The EC, the Council of the EU and the European Parliament plan “trilogue” meetings in February to reconcile their positions on amending the framing regulation of the European Aviation Safety Agency (EASA) to incorporate drones. They aim to complete the process by mid-year, said Greg Guice, a U.S. attorney who serves as manager and director of operations of the Brussels-based Drone Alliance Europe (DAE). Guice provided an update on European drone policy at the January 11 meeting of the International Aviation Club in Washington, D.C.

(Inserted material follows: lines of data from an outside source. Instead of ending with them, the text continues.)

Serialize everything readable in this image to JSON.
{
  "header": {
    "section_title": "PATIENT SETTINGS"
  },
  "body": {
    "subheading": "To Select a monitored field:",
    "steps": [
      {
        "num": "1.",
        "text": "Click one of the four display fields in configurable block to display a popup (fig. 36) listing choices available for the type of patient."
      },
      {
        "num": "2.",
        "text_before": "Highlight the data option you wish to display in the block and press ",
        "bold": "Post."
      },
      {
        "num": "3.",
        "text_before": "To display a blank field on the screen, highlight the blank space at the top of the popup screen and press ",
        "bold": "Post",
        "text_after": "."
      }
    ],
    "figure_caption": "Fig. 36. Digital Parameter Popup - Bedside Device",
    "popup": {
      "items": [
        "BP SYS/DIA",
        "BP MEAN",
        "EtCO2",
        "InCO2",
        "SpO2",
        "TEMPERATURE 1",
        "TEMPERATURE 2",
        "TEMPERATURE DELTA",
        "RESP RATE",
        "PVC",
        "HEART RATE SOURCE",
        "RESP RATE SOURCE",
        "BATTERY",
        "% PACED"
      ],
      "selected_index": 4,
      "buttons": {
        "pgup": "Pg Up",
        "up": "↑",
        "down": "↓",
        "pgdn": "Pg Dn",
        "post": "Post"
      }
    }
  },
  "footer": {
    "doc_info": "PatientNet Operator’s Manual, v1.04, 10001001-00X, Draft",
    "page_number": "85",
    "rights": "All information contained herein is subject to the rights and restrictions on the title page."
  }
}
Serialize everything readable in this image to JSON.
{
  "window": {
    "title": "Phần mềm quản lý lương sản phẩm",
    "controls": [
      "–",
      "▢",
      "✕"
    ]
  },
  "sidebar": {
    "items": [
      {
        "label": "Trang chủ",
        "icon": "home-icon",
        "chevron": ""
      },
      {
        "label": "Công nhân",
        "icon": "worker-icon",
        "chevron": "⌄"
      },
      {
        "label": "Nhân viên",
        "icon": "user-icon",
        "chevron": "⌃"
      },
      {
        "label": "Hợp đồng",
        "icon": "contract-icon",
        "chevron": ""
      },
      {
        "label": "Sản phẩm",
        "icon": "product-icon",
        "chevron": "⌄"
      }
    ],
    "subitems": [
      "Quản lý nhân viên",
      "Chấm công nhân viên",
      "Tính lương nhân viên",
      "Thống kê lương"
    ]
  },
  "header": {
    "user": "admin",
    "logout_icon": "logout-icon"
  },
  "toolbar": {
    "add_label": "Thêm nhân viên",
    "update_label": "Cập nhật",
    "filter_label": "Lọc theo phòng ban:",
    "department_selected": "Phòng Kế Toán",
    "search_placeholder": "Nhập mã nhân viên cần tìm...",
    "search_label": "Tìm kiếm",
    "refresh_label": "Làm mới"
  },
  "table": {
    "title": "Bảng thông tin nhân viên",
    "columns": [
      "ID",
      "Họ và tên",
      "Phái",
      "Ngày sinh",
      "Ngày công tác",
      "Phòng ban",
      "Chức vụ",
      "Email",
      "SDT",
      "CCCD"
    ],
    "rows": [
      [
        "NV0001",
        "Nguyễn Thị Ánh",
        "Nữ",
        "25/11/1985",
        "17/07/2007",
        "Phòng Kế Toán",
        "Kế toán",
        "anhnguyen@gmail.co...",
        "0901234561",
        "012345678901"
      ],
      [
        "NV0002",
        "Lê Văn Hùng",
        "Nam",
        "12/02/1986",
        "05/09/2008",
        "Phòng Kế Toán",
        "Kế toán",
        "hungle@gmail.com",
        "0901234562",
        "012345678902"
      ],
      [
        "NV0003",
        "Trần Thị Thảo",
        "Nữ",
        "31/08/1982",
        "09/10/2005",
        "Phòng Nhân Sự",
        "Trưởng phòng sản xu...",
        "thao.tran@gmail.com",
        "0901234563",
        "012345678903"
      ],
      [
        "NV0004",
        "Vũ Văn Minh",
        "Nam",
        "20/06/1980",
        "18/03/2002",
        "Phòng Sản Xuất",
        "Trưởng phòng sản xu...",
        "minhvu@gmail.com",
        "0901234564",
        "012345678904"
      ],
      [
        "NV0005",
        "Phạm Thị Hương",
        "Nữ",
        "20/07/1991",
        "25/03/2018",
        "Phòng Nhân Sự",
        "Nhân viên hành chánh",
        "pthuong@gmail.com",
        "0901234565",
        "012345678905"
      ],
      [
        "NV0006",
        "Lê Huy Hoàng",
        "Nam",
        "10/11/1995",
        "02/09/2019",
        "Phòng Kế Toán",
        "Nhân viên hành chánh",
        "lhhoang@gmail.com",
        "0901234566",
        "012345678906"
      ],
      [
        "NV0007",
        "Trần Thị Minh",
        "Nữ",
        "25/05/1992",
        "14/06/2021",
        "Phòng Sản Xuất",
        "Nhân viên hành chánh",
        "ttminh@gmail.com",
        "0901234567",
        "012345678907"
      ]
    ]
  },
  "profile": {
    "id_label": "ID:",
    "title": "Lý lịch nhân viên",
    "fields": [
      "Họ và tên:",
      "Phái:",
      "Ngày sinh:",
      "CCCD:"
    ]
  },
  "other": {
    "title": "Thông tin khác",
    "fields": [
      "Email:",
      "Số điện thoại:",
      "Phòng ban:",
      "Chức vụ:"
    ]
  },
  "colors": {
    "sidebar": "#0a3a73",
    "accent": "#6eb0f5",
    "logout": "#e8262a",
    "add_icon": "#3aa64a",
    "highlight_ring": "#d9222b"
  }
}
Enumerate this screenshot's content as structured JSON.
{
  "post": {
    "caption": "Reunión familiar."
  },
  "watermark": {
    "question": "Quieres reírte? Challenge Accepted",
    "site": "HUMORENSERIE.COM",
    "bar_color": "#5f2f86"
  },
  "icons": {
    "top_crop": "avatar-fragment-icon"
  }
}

Revisions of EASA’s Basic Regulation will introduce EU-wide rules for drones, establishing design and operation requirements to ensure safety. Currently, individual nations have responsibility for drones weighing less than 150 kg (330 pounds). Last August, EASAreleased a more specific “prototype” regulation for consultation by member states; it proposes risk-based rules for two groups of drone operations—an “open” category that is minimally restrictive and a “specific” category that requires prior authorization of an operation. The draft regulation did not address a third, “certified” category, that EASAintends for larger drones that will fly with manned aircraft in unrestricted airspace.
EASA in November convened an expert working group to review the draft regulations. The EU aviation safety agency based in Cologne, Germany, plans to release a notice of proposed amendment in March, Guice said.